Ann Peuteman

Alleen als het vriest, zijn er daklozen

Het beleid doet alsof daklozen alleen opduiken als de temperatuur onder het vriespunt zakt.

Ze dachten al dat ze de winter goed hadden doorstaan. Dat het gevaar was geweken. Maar nu worden er alsnog temperaturen tot -10 graden voorspeld. En natuurlijk wil geen enkele burgemeester dat er een asielzoeker of dakloze doodvriest in zijn achtertuin. Zeker niet in een verkiezingsjaar.

De laatste jaren zijn daklozen in zo goed als alle Vlaamse steden tot het straatbeeld gaan behoren. Er duiken ook steeds vaker ronddolende jongeren op, verwaarloosde senioren en zelfs alleenstaande moeders met kinderen.

Dat komt doordat meer en meer Vlamingen hun rekeningen niet meer kunnen betalen, van een leefloon leven of uit hun huis worden gezet. Vaak gaat het om mensen die nog een hele rist andere problemen met zich meezeulen, zoals een drugsverslaving of een psychiatrische aandoening.

Sommigen vinden snel hulp bij een OCMW of een Centrum voor Algemeen Welzijnswerk (CAW), anderen komen letterlijk op straat terecht.

Daarnaast trekt de anonimiteit van de stad ook jaar na jaar meer asielzoekers en illegalen aan. Ook zij overleven vaak noodgedwongen in straten, parken en portieken.
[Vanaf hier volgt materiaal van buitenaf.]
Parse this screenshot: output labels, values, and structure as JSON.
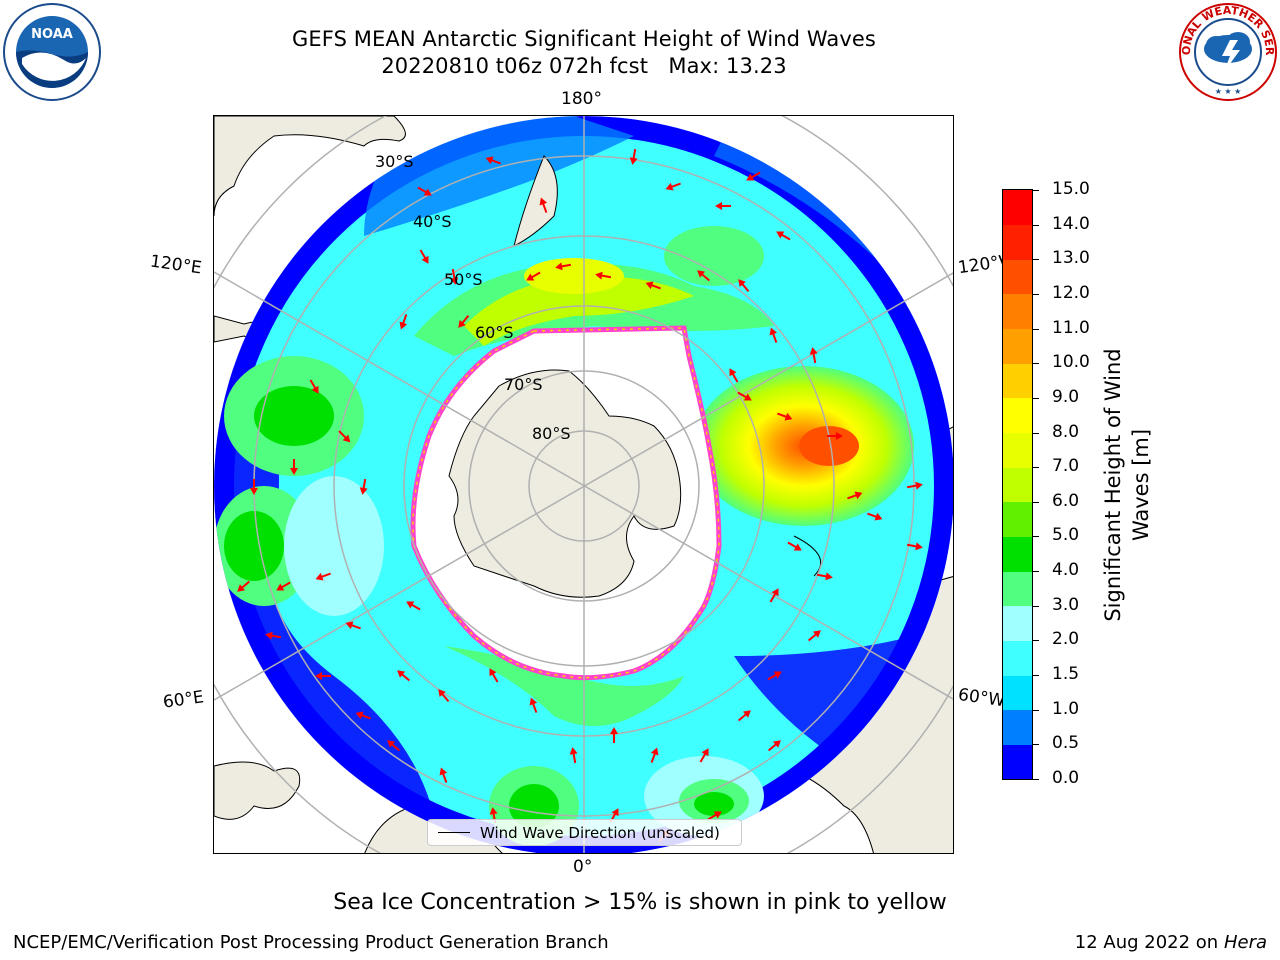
{
  "header": {
    "title_line1": "GEFS MEAN Antarctic Significant Height of Wind Waves",
    "title_line2": "20220810 t06z 072h fcst   Max: 13.23"
  },
  "logos": {
    "left": "noaa-logo",
    "left_text": "NOAA",
    "right": "national-weather-service-logo",
    "right_text": "NATIONAL WEATHER SERVICE"
  },
  "map": {
    "projection": "south-polar-stereographic",
    "longitude_labels": {
      "top": "180°",
      "bottom": "0°",
      "upper_left": "120°E",
      "upper_right": "120°W",
      "lower_left": "60°E",
      "lower_right": "60°W"
    },
    "latitude_labels": [
      "30°S",
      "40°S",
      "50°S",
      "60°S",
      "70°S",
      "80°S"
    ],
    "colors": {
      "land": "#eeece0",
      "ice_edge": "#ff44cc",
      "graticule": "#b0b0b0",
      "arrow": "#ff0000"
    },
    "legend": {
      "label": "Wind Wave Direction (unscaled)"
    }
  },
  "colorbar": {
    "label_line1": "Significant Height of Wind",
    "label_line2": "Waves [m]",
    "ticks": [
      "0.0",
      "0.5",
      "1.0",
      "1.5",
      "2.0",
      "3.0",
      "4.0",
      "5.0",
      "6.0",
      "7.0",
      "8.0",
      "9.0",
      "10.0",
      "11.0",
      "12.0",
      "13.0",
      "14.0",
      "15.0"
    ],
    "colors": [
      "#0000ff",
      "#0080ff",
      "#00e0ff",
      "#40ffff",
      "#a0ffff",
      "#50ff80",
      "#00e000",
      "#60f000",
      "#c0ff00",
      "#e8ff00",
      "#ffff00",
      "#ffd000",
      "#ffa000",
      "#ff8000",
      "#ff5000",
      "#ff2000",
      "#ff0000"
    ]
  },
  "caption": "Sea Ice Concentration > 15% is shown in pink to yellow",
  "footer": {
    "left": "NCEP/EMC/Verification Post Processing Product Generation Branch",
    "right_date": "12 Aug 2022 on",
    "right_machine": "Hera"
  }
}
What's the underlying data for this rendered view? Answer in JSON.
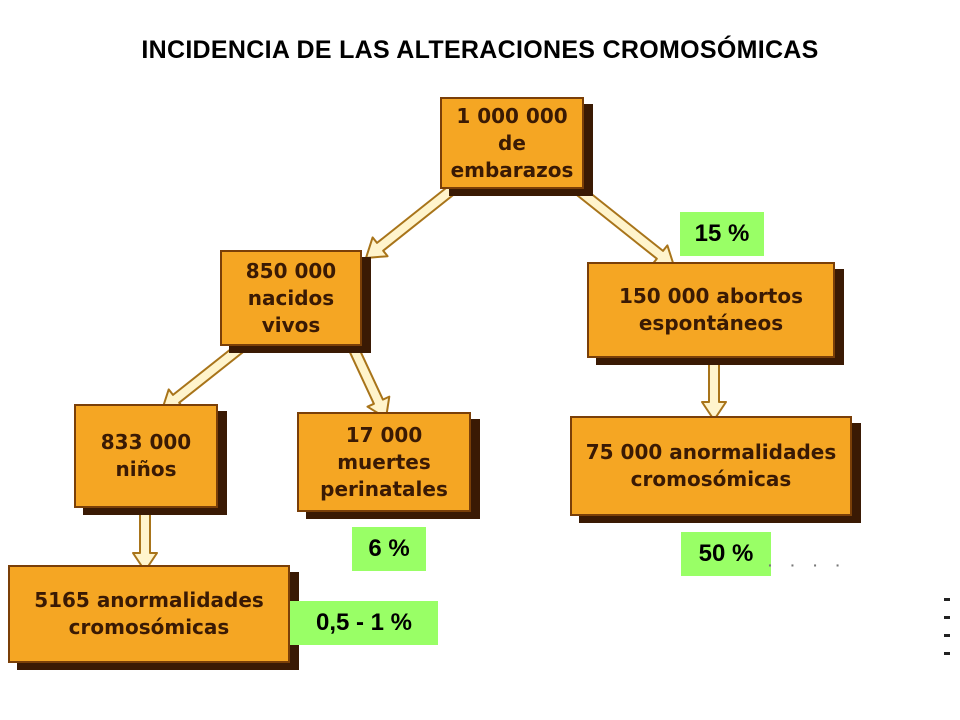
{
  "title": "INCIDENCIA DE LAS ALTERACIONES CROMOSÓMICAS",
  "colors": {
    "box_fill": "#f5a623",
    "box_border": "#7a3f08",
    "box_shadow": "#3a1a04",
    "box_text": "#3a1a04",
    "tag_fill": "#99ff66",
    "arrow_fill": "#fff4cc",
    "arrow_stroke": "#a8741a"
  },
  "nodes": {
    "embarazos": "1 000 000 de\nembarazos",
    "nacidos_vivos": "850 000\nnacidos vivos",
    "abortos": "150 000 abortos\nespontáneos",
    "ninos": "833 000 niños",
    "muertes": "17 000 muertes\nperinatales",
    "anorm_abortos": "75 000 anormalidades\ncromosómicas",
    "anorm_ninos": "5165 anormalidades\ncromosómicas"
  },
  "percentages": {
    "abortos": "15 %",
    "muertes": "6 %",
    "anorm_abortos": "50 %",
    "anorm_ninos": "0,5 - 1 %"
  }
}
De voorbije jaren hebben de meeste steden een winterplan opgezet, waarbij tijdens de wintermaanden nachtopvang voor daklozen wordt georganiseerd. Doordat de winter tot nu toe opvallend warm was, volstond die opvang dit jaar ook.

Maar nu wordt plots toch zware vorst voorspeld, en dus worden er over heel Vlaanderen weer extra bedden en dekens aangesleept in leegstaande scholen, kazernes en parochiezalen. In Brussel organiseerden een paar ngo’s gisteren al nachtopvang voor een fractie van de vele dakloze asielzoekers in de stad. Naar schatting 1500 anderen sliepen buiten.

De steden doen wat ze kunnen. Maar het blijft behelpen, want een structurele oplossing is er nog altijd niet. Vooral dan omdat de politiek die niet wil. Het Vlaamse beleidsniveau wijst er jaar na jaar op dat er genoeg welzijnsvoorzieningen zijn waar daklozen kunnen aankloppen.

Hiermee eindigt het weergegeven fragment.